Opening the lakefront
Another important factor for the Bronzeville site? It would open a stretch of Lake Michigan shoreline that is now mostly blocked to residents.
Chicago’s lakefront is designed to serve as a recreational area for all of the city’s residents. But in Bronzeville, the campus of the former Michael Reese Hospital effectively blocks the lakefront from the neighborhood’s residents. The Obama library plans call for that to change. HOK’s plans state that the library should be located on 98 acres that today are a truck parking lot near Soldier Field and the former Michael Reese site.
Today, those acres are unattractive, a blot on the city’s lakefront. There’s also a barrier to the beauty of the lakeshore. But with a new museum rising from the site? That would, as HOK officials say, bring the lakefront back to the residents of — and visitors to — the Bronzeville neighborhood.
The site also gives HOK the chance to practice what is known as biomimicry. This means that the museum site will be functionally indistinguishable from the area’s natural coastal environment. In other words, it will fit in seamlessly while providing no harm to the lakefront.
“This site has the potential to be a blank slate for sustainability,” said Colin Rohlfing, sustainability leader for HOK. “The open nature of the site is so enticing. We had to go for this site.”
HOK officials envision a day when vertical farming and environmental research takes place at the site. There are also plans for a vertical park on the proposed museum campus that would offer impressive views of the Bronzeville community and swaths of other Chicago neighborhoods.

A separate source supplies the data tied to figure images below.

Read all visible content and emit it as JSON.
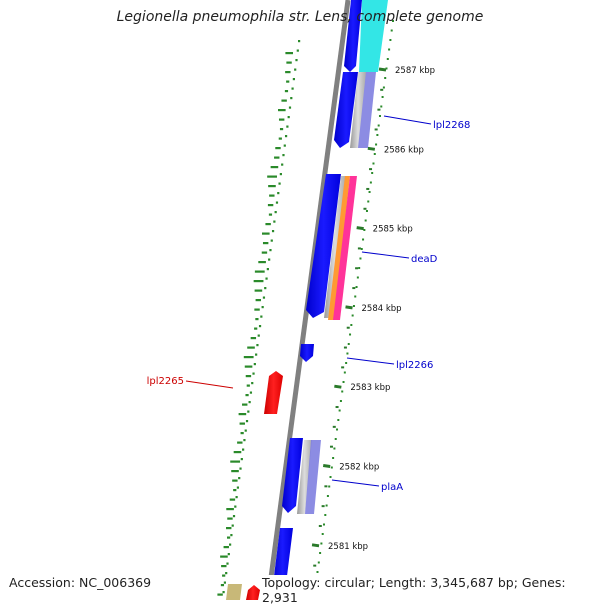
{
  "title": "Legionella pneumophila str. Lens, complete genome",
  "footer": {
    "accession": "Accession: NC_006369",
    "topology": "Topology: circular; Length: 3,345,687 bp; Genes: 2,931"
  },
  "ticks": [
    {
      "label": "2587 kbp",
      "kbp": 2587
    },
    {
      "label": "2586 kbp",
      "kbp": 2586
    },
    {
      "label": "2585 kbp",
      "kbp": 2585
    },
    {
      "label": "2584 kbp",
      "kbp": 2584
    },
    {
      "label": "2583 kbp",
      "kbp": 2583
    },
    {
      "label": "2582 kbp",
      "kbp": 2582
    },
    {
      "label": "2581 kbp",
      "kbp": 2581
    }
  ],
  "gene_labels": [
    {
      "name": "lpl2268",
      "color": "#0000cc",
      "side": "right"
    },
    {
      "name": "deaD",
      "color": "#0000cc",
      "side": "right"
    },
    {
      "name": "lpl2266",
      "color": "#0000cc",
      "side": "right"
    },
    {
      "name": "lpl2265",
      "color": "#cc0000",
      "side": "left"
    },
    {
      "name": "plaA",
      "color": "#0000cc",
      "side": "right"
    }
  ],
  "colors": {
    "forward_gene": "#0000ee",
    "reverse_gene": "#ee0000",
    "backbone": "#808080",
    "tick": "#2a7a2a",
    "dots": "#2a8a2a",
    "cyan": "#33e6e6",
    "lavender": "#8080e0",
    "grey_band": "#c0c0c0",
    "orange": "#ff9933",
    "magenta": "#ff3399",
    "khaki": "#c8b878"
  }
}
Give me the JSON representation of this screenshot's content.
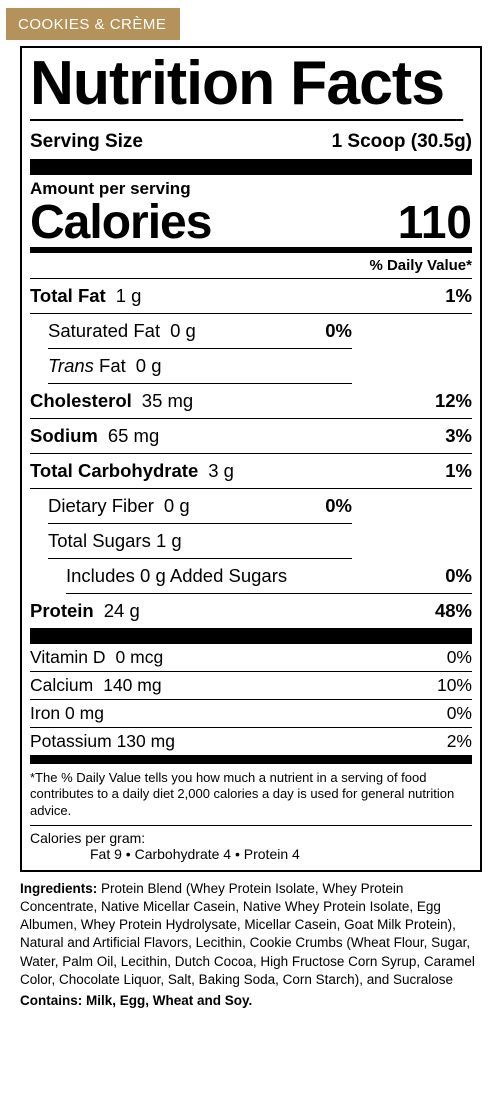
{
  "flavor": "COOKIES & CRÈME",
  "title": "Nutrition Facts",
  "serving_size_label": "Serving Size",
  "serving_size_value": "1 Scoop (30.5g)",
  "amount_per_serving": "Amount per serving",
  "calories_label": "Calories",
  "calories_value": "110",
  "dv_header": "% Daily Value*",
  "nutrients": {
    "total_fat": {
      "label": "Total Fat",
      "amount": "1 g",
      "dv": "1%"
    },
    "sat_fat": {
      "label": "Saturated Fat",
      "amount": "0 g",
      "dv": "0%"
    },
    "trans_fat": {
      "label_pre": "Trans",
      "label_post": " Fat",
      "amount": "0 g"
    },
    "cholesterol": {
      "label": "Cholesterol",
      "amount": "35 mg",
      "dv": "12%"
    },
    "sodium": {
      "label": "Sodium",
      "amount": "65 mg",
      "dv": "3%"
    },
    "total_carb": {
      "label": "Total Carbohydrate",
      "amount": "3 g",
      "dv": "1%"
    },
    "fiber": {
      "label": "Dietary Fiber",
      "amount": "0 g",
      "dv": "0%"
    },
    "total_sugars": {
      "label": "Total Sugars",
      "amount": "1 g"
    },
    "added_sugars": {
      "text": "Includes 0 g Added Sugars",
      "dv": "0%"
    },
    "protein": {
      "label": "Protein",
      "amount": "24 g",
      "dv": "48%"
    }
  },
  "vitamins": {
    "vit_d": {
      "label": "Vitamin D",
      "amount": "0 mcg",
      "dv": "0%"
    },
    "calcium": {
      "label": "Calcium",
      "amount": "140 mg",
      "dv": "10%"
    },
    "iron": {
      "label": "Iron",
      "amount": "0 mg",
      "dv": "0%"
    },
    "potassium": {
      "label": "Potassium",
      "amount": "130 mg",
      "dv": "2%"
    }
  },
  "footnote": "*The % Daily Value tells you how much a nutrient in a serving of food contributes to a daily diet 2,000 calories a day is used for general nutrition advice.",
  "cpg_label": "Calories per gram:",
  "cpg_values": "Fat  9   •   Carbohydrate 4   •   Protein   4",
  "ingredients_label": "Ingredients: ",
  "ingredients_text": "Protein Blend (Whey Protein Isolate, Whey Protein Concentrate, Native Micellar Casein, Native Whey Protein Isolate, Egg Albumen, Whey Protein Hydrolysate, Micellar Casein, Goat Milk Protein), Natural and Artificial Flavors, Lecithin, Cookie Crumbs (Wheat Flour, Sugar, Water, Palm Oil, Lecithin, Dutch Cocoa, High Fructose Corn Syrup, Caramel Color, Chocolate Liquor, Salt, Baking Soda, Corn Starch), and Sucralose",
  "contains_label": "Contains: ",
  "contains_text": "Milk, Egg, Wheat and Soy."
}
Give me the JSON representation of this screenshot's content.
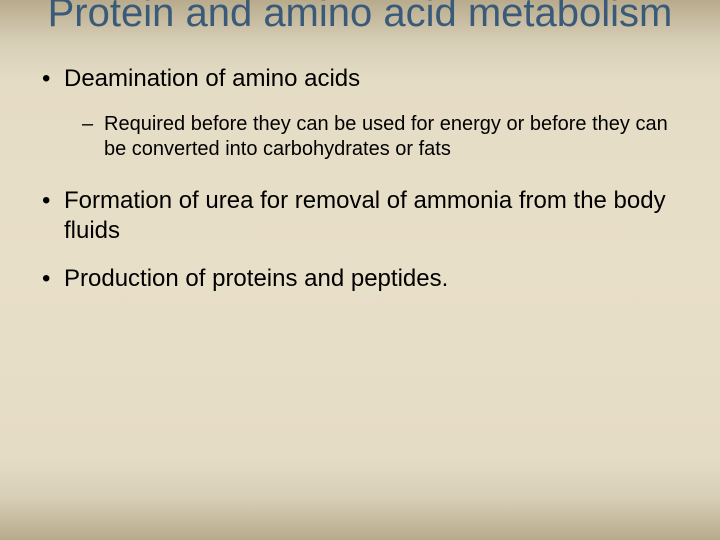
{
  "slide": {
    "title": "Protein and amino acid metabolism",
    "title_color": "#3a5a7a",
    "title_fontsize": 40,
    "body_color": "#000000",
    "background_gradient": [
      "#b8ab8c",
      "#d8cfb8",
      "#e5dcc5",
      "#e8dfc8",
      "#e5dcc5",
      "#d8cfb8",
      "#b8ab8c"
    ],
    "bullets": [
      {
        "level": 1,
        "text": "Deamination of amino acids",
        "children": [
          {
            "level": 2,
            "text": "Required before they can be used for energy or before they can be converted into carbohydrates or fats"
          }
        ]
      },
      {
        "level": 1,
        "text": "Formation of urea for removal of ammonia from the body fluids",
        "children": []
      },
      {
        "level": 1,
        "text": "Production of proteins and peptides.",
        "children": []
      }
    ]
  }
}
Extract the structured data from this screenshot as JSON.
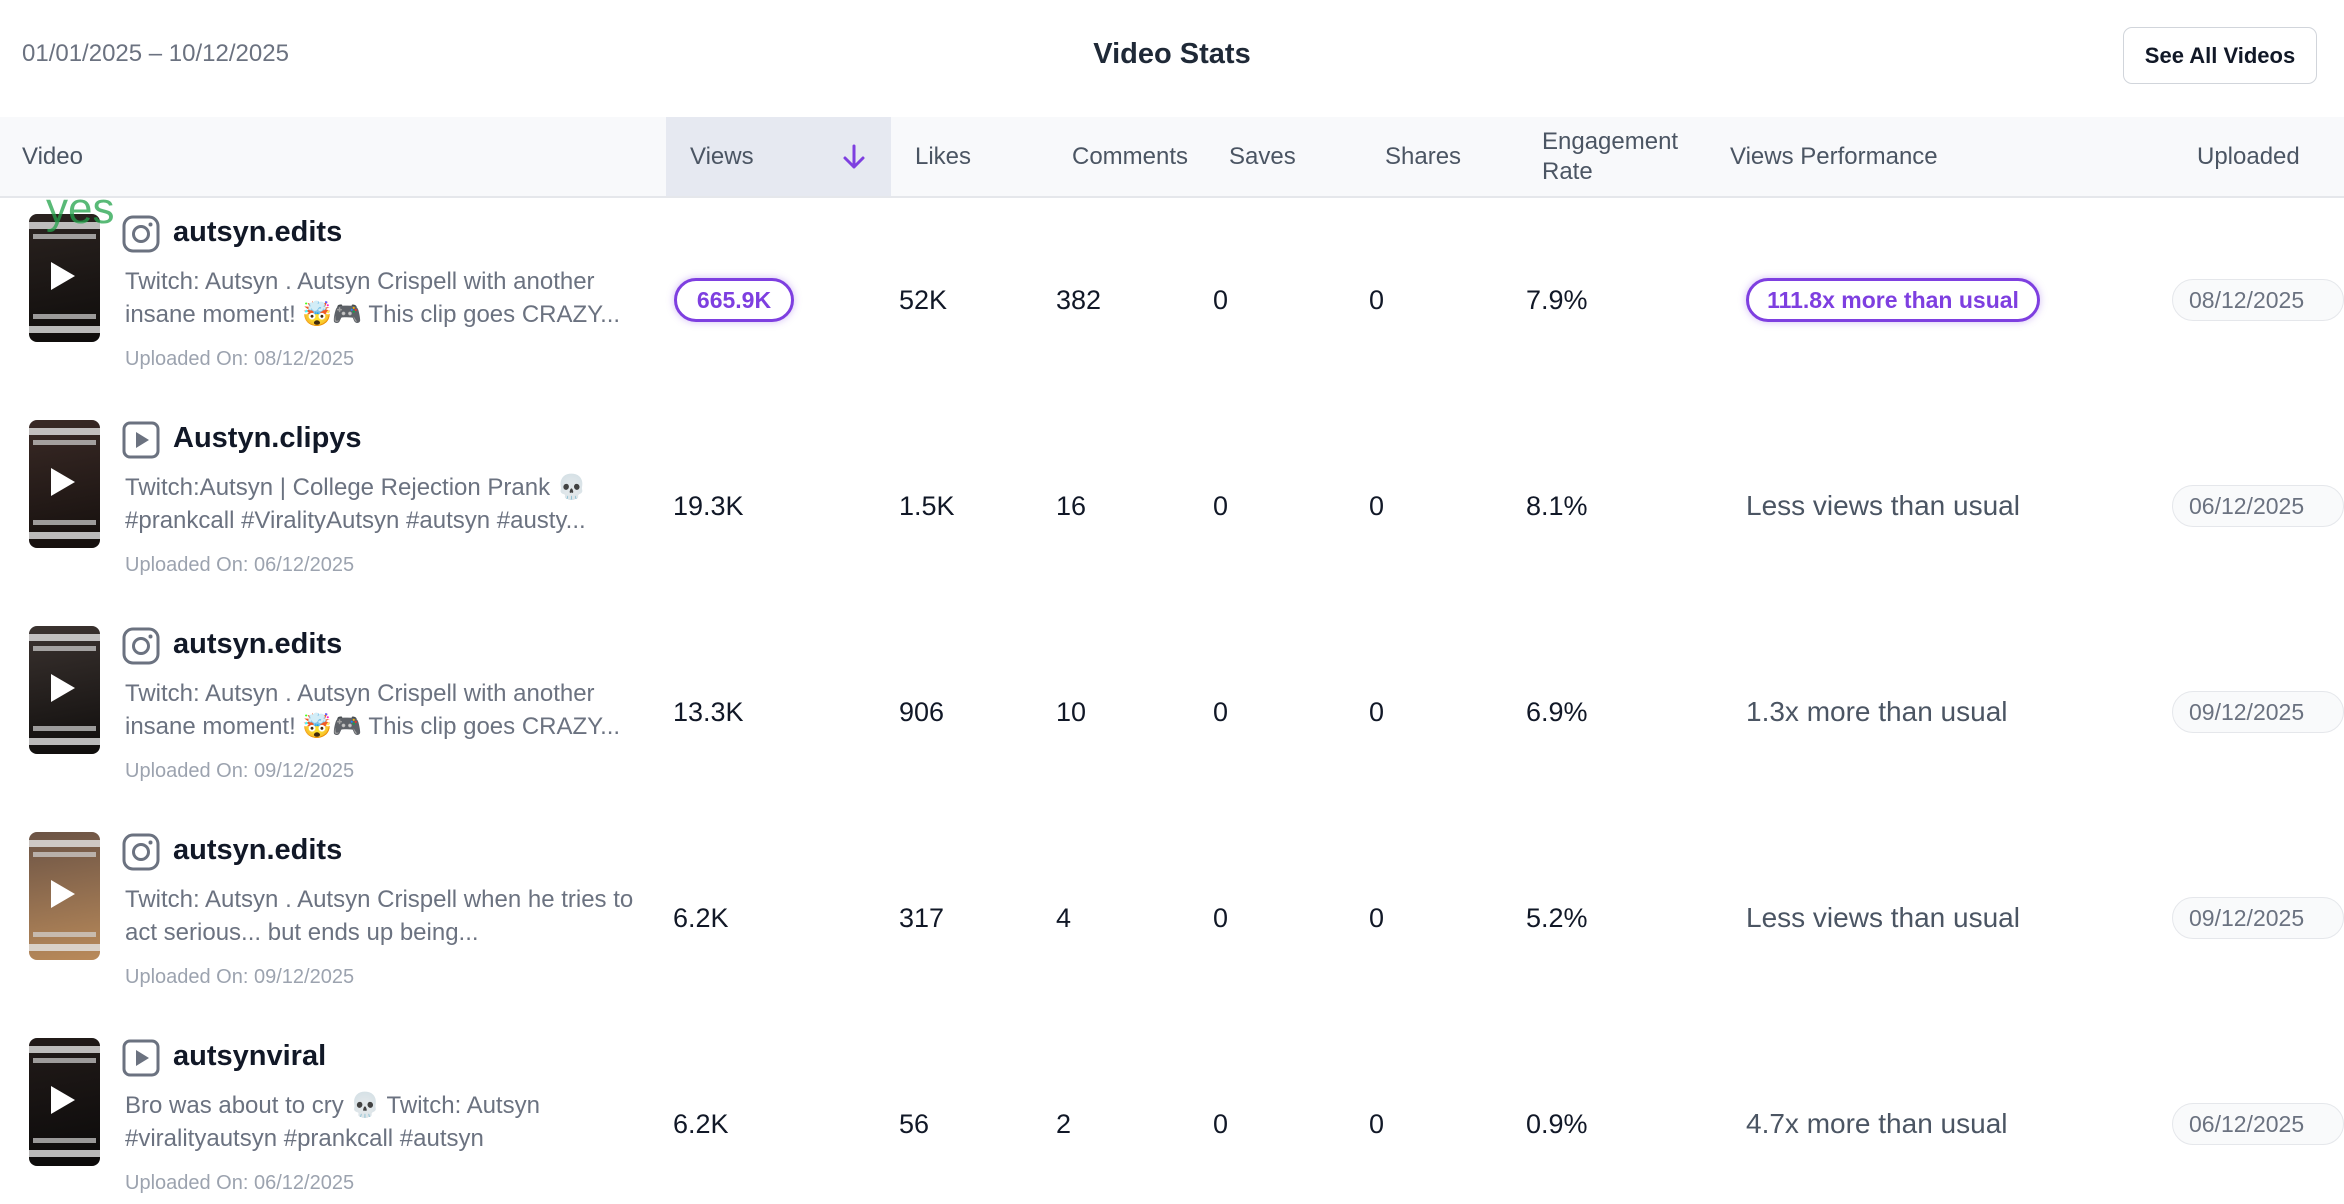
{
  "header": {
    "date_range": "01/01/2025 – 10/12/2025",
    "title": "Video Stats",
    "see_all_label": "See All Videos"
  },
  "columns": {
    "video": "Video",
    "views": "Views",
    "likes": "Likes",
    "comments": "Comments",
    "saves": "Saves",
    "shares": "Shares",
    "engagement": "Engagement Rate",
    "performance": "Views Performance",
    "uploaded": "Uploaded"
  },
  "overlay_text": "yes",
  "accent_color": "#7e3fe0",
  "rows": [
    {
      "platform_icon": "instagram-icon",
      "channel": "autsyn.edits",
      "description": "Twitch: Autsyn . Autsyn Crispell with another insane moment! 🤯🎮 This clip goes CRAZY...",
      "uploaded_on": "Uploaded On: 08/12/2025",
      "views": "665.9K",
      "likes": "52K",
      "comments": "382",
      "saves": "0",
      "shares": "0",
      "engagement": "7.9%",
      "performance": "111.8x more than usual",
      "date": "08/12/2025"
    },
    {
      "platform_icon": "video-play-icon",
      "channel": "Austyn.clipys",
      "description": "Twitch:Autsyn | College Rejection Prank 💀 #prankcall #ViralityAutsyn #autsyn #austy...",
      "uploaded_on": "Uploaded On: 06/12/2025",
      "views": "19.3K",
      "likes": "1.5K",
      "comments": "16",
      "saves": "0",
      "shares": "0",
      "engagement": "8.1%",
      "performance": "Less views than usual",
      "date": "06/12/2025"
    },
    {
      "platform_icon": "instagram-icon",
      "channel": "autsyn.edits",
      "description": "Twitch: Autsyn . Autsyn Crispell with another insane moment! 🤯🎮 This clip goes CRAZY...",
      "uploaded_on": "Uploaded On: 09/12/2025",
      "views": "13.3K",
      "likes": "906",
      "comments": "10",
      "saves": "0",
      "shares": "0",
      "engagement": "6.9%",
      "performance": "1.3x more than usual",
      "date": "09/12/2025"
    },
    {
      "platform_icon": "instagram-icon",
      "channel": "autsyn.edits",
      "description": "Twitch: Autsyn . Autsyn Crispell when he tries to act serious... but ends up being...",
      "uploaded_on": "Uploaded On: 09/12/2025",
      "views": "6.2K",
      "likes": "317",
      "comments": "4",
      "saves": "0",
      "shares": "0",
      "engagement": "5.2%",
      "performance": "Less views than usual",
      "date": "09/12/2025"
    },
    {
      "platform_icon": "video-play-icon",
      "channel": "autsynviral",
      "description": "Bro was about to cry 💀 Twitch: Autsyn #viralityautsyn #prankcall #autsyn",
      "uploaded_on": "Uploaded On: 06/12/2025",
      "views": "6.2K",
      "likes": "56",
      "comments": "2",
      "saves": "0",
      "shares": "0",
      "engagement": "0.9%",
      "performance": "4.7x more than usual",
      "date": "06/12/2025"
    }
  ]
}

Best of all? The Obama library would not be a static project under HOK’s plans. Instead, it would change over time along with Bronzeville.
“This is a project that would not end with the construction and development of the presidential library,” Ruggiero said. “The site and the development of it would continue to grow and evolve. What we’re proposing is really a framework that would enable the site to evolve over time. That is part of what attracted us to this project, the opportunity to be part of an important project in our backyard that can help define a part of the city.”